Madam C.J. Walker the First Self-Made Female Millionaire

An entrepreneur, philanthropist, and civil rights activist can make for a very important person.


502nd Air Base Wing

According to the Association for the Study of African American Life and History, Black History Month dates back to 1915. Carter G. Woodson, founder of the ASALH and Black History Month, chose the month of February for the observance because it includes the birthdays of Abraham Lincoln and Frederick Douglass. (U.S. Air Force graphic by Tommy Brown/Released)

By Kyler Telge, Staff Writer

Not originally known as C.J. Walker but Sarah Breedlove this African American woman went on to pioneer a business focused on African American hair care products.

Using her wealth as a valuable resource for success and progress not only did she accomplish some remarkable things but she gave back to people and fought for others.

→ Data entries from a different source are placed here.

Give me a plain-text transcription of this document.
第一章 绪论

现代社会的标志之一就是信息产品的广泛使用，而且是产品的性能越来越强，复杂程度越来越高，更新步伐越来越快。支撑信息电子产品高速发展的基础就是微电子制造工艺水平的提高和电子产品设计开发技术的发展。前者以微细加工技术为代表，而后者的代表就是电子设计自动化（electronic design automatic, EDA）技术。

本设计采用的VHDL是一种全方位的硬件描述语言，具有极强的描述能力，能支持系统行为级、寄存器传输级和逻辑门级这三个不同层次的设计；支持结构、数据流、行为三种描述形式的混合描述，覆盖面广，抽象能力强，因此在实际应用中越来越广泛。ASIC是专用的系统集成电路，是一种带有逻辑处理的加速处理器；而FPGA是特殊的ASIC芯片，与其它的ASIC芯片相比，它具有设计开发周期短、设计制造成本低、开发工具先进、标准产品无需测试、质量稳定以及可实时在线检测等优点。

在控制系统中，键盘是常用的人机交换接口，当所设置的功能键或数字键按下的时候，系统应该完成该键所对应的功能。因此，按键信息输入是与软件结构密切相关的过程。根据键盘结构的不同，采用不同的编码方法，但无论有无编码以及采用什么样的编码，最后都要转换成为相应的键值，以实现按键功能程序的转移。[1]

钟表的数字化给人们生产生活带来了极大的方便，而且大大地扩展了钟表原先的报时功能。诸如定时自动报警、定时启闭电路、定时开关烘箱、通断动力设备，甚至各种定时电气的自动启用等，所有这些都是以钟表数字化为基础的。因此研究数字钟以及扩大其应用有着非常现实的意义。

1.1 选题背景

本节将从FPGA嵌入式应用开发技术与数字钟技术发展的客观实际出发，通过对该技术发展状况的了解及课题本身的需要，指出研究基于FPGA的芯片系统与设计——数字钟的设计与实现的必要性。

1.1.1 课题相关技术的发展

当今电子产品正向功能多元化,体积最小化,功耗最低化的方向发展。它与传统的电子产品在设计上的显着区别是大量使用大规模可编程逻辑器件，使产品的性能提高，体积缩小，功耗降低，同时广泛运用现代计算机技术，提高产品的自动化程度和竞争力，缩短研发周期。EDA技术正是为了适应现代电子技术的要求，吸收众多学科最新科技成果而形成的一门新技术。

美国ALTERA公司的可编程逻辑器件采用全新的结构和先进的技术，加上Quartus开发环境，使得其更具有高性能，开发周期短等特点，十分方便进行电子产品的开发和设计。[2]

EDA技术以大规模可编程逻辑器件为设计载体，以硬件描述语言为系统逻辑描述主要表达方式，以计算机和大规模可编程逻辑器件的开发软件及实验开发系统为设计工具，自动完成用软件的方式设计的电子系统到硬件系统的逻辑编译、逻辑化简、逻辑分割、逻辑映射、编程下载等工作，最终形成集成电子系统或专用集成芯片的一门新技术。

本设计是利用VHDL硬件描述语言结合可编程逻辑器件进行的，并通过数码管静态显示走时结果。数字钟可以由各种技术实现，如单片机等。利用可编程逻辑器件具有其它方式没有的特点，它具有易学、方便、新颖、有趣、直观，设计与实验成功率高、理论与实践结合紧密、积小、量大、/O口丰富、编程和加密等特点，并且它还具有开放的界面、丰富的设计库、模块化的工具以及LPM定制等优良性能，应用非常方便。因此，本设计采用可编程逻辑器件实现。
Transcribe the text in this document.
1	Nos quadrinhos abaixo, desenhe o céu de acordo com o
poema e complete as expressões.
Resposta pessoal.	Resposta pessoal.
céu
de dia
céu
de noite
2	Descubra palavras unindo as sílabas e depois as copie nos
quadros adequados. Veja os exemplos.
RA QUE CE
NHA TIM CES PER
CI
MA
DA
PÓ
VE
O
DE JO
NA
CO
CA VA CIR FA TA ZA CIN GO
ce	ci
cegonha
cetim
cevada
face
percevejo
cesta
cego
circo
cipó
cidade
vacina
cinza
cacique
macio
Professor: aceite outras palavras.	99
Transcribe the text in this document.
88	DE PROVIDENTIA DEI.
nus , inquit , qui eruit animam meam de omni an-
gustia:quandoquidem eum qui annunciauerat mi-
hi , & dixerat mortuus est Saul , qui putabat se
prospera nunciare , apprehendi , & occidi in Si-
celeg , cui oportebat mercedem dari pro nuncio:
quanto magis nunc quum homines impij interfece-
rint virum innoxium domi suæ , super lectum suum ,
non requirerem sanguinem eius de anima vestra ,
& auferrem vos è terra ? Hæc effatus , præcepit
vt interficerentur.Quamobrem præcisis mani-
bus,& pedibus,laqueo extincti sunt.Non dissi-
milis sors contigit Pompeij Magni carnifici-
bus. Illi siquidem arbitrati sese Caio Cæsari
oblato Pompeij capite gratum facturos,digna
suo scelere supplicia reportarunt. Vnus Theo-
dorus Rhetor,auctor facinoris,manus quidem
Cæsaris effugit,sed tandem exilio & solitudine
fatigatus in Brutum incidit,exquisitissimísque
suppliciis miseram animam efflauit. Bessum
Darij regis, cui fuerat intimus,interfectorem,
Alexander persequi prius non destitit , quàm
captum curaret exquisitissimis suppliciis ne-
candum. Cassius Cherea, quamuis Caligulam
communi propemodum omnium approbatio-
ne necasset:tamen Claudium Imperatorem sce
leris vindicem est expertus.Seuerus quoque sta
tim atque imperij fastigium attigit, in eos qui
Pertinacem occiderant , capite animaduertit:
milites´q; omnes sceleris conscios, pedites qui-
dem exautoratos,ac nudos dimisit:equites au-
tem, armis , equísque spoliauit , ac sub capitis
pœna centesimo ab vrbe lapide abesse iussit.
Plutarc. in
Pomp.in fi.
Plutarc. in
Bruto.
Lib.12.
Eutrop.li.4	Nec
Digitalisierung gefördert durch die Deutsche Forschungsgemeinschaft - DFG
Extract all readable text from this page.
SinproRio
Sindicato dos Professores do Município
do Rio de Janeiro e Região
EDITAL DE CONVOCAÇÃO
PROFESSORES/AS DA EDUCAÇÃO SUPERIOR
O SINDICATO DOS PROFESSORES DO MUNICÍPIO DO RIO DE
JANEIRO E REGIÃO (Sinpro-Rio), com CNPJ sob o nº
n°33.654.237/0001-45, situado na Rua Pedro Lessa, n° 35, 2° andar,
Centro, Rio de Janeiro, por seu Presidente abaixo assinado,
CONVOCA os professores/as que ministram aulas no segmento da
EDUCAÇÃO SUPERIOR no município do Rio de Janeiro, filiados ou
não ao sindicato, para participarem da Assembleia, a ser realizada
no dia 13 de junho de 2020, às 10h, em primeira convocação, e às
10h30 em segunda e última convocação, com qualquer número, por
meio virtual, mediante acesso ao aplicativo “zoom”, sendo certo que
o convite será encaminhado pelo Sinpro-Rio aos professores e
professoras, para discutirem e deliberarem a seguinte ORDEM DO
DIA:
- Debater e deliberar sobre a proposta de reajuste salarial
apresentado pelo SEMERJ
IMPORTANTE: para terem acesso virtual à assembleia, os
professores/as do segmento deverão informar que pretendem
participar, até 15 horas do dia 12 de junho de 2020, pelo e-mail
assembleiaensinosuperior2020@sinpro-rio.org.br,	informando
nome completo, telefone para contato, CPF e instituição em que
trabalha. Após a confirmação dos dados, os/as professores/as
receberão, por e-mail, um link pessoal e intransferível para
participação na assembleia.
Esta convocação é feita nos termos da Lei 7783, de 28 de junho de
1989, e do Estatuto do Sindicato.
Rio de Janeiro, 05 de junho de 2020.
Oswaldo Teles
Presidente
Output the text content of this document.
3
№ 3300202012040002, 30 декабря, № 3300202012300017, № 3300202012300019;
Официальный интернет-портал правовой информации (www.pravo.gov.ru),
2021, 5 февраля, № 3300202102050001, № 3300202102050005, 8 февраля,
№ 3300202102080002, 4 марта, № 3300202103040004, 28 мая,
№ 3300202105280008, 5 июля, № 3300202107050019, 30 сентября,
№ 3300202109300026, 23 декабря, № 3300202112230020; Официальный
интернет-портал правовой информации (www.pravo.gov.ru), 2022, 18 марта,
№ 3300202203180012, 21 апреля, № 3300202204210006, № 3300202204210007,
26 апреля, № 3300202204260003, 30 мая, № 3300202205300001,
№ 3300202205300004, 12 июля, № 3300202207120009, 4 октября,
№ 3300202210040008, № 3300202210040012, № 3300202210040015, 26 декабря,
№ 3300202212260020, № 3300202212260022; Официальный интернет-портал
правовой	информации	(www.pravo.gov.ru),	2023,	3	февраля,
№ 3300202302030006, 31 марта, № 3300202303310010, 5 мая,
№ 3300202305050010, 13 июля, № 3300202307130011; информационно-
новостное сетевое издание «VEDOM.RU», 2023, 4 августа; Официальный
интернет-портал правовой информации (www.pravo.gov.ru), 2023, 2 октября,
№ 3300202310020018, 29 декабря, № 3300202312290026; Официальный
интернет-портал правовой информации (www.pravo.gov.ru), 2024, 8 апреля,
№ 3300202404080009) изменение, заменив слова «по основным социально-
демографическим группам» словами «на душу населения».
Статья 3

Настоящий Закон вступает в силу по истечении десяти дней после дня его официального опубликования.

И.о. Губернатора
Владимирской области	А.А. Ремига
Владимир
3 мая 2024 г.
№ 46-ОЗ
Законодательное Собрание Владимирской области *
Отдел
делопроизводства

Some things she accomplished include:

  • In 1913 Walker donated some of her wealth to the construction of a YMCA in Indianapolis.
  • As a civil rights activist, Walker was part of a group that traveled to the White House to petition Woodrow Wilson, the president during 1917, to make lynching a federal crime.
  • Walker was the sole owner of her business valued at more than $1 million right before she died. ($1,000,000 in 1919 had about as much power as $14,940,848.48 in 2018)
  • After meeting the founder of Daytona Normal and Industrial Institute, McLeod Bethune Walker led a fundraiser and donated over $5,000 herself to keep the school open and even expand it.
  • She even started her own college, named Lelia College, focused on training black women how to be hairstylists.
  • This woman was truly remarkable and deserves recognition for how much work she put towards progress.